De son côté, Dassault commence aussitôt à travailler sur un projet désigné Mirage III F, appareil équipé d'un réacteur américain Pratt et Whitney TF-106 et d'une aile en flèche dotée de dispositifs hypersustentateurs réduisant la vitesse de décrochage. En effet, l'aile delta utilisée jusqu'ici sur les Mirage III impose des vitesses trop élevées lors de l'atterrissage. En 1965, trois prototypes d'une version biplace désignée Mirage III F2 sont commandés.
Le premier prototype, propulsé par un Pratt et Whitney TF30, fait son vol inaugural le 12 juin 1966. À la fin de l'année, il a démontré sa capacité à atteindre Mach 2 et à atterrir en moins de cinq cents mètres. En parallèle, Dassaut a fait réaliser une version monoplace plus petite et équipée du même réacteur que le Mirage IV : l'Atar 9 K. Désigné Mirage F1 01, l'avion fait son premier vol le 23 décembre 1966. Début janvier 1967, lors de son quatrième vol, il atteint Mach 2.
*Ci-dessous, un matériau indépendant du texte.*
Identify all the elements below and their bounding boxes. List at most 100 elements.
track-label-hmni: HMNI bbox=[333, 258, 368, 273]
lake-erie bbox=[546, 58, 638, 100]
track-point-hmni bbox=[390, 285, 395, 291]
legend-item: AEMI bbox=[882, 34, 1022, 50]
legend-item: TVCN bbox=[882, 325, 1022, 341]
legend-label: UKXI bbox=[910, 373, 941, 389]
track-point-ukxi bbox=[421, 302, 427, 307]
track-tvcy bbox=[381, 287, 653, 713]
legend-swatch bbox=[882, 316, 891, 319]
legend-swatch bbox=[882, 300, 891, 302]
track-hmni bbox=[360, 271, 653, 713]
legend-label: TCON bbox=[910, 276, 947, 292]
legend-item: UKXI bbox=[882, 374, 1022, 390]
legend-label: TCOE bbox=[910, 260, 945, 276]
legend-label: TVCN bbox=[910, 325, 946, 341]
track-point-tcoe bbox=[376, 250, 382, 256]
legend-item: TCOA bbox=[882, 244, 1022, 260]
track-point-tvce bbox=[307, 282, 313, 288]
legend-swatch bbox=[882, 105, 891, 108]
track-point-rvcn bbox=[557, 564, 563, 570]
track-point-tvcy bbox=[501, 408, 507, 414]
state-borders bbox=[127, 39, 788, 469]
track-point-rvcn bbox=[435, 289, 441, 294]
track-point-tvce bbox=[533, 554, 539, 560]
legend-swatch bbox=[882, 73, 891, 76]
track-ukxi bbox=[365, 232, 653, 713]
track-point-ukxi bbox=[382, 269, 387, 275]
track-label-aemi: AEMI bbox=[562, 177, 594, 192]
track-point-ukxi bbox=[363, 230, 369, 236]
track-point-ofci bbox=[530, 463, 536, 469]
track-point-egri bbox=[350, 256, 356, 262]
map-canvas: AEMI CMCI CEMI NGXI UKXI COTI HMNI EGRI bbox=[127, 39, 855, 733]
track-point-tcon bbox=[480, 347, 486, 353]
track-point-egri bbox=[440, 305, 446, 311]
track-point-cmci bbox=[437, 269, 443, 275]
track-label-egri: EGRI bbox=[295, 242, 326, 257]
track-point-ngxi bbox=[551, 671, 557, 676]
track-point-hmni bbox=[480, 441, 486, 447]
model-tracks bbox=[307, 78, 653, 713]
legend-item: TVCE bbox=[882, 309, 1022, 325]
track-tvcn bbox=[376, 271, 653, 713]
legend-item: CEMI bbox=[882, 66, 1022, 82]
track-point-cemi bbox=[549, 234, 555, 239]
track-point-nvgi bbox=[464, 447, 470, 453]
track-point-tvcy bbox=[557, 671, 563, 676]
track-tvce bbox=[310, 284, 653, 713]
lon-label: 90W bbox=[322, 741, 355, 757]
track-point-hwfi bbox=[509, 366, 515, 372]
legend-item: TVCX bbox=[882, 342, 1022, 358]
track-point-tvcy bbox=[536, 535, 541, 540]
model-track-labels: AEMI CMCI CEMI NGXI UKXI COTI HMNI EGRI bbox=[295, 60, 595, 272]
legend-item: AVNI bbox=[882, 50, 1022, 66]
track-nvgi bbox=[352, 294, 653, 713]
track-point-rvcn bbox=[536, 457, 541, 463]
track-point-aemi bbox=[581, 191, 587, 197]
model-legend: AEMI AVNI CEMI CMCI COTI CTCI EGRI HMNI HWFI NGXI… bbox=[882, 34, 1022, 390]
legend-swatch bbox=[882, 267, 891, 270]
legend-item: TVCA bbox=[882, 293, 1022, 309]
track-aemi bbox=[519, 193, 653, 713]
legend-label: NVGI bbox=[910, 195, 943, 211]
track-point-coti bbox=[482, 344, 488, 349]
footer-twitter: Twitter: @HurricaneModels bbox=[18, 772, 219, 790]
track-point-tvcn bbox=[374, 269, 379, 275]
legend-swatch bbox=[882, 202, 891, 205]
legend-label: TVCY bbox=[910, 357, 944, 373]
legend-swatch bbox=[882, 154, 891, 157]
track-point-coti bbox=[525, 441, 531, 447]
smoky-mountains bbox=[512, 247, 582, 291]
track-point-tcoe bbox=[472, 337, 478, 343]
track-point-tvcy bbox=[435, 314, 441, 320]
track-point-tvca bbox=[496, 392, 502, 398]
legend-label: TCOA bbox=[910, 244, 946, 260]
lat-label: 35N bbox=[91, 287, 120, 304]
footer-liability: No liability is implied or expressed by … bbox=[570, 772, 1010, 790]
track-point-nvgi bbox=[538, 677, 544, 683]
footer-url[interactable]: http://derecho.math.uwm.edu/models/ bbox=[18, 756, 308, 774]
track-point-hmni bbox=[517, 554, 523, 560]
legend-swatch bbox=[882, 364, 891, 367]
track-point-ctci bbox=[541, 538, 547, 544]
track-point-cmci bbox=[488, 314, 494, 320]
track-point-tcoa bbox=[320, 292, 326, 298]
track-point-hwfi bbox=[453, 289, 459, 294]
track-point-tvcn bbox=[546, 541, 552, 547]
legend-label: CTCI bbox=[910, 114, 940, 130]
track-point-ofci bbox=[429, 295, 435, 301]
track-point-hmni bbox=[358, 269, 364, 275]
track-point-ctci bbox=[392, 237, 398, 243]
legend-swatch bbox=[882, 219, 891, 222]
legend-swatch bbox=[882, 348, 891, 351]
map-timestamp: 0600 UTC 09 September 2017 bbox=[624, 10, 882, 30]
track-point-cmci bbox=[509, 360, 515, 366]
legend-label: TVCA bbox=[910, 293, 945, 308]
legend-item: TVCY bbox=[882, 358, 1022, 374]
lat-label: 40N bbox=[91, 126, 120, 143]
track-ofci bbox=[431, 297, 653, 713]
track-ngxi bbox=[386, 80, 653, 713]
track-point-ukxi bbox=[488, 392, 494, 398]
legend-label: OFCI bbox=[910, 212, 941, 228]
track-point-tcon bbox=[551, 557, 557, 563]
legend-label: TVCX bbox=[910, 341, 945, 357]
Malgré les bonnes performances du Mirage III F2 et du Mirage G à géométrie variable qui en est dérivé (premier vol effectué le 18 novembre 1966), le budget de l'Armée de l'Air ne permet pas de financer ces projets. Finalement, seul le programme du Mirage F1 est retenu, avec la commande de trois avions de pré-série :
le Mirage F1 02 équipé d'un réacteur Atar 9 K 31 (premier vol le 20 mars 1969) ;
le Mirage F1 03 équipé du réacteur définitif Atar 9 K 50 (premier vol le 18 septembre 1969) ;
le Mirage F1 04 équipé du système d'arme définitif (premier vol le 17 juin 1970).
Le premier avion de série décolle le 15 février 1973 et est livré un an plus tard.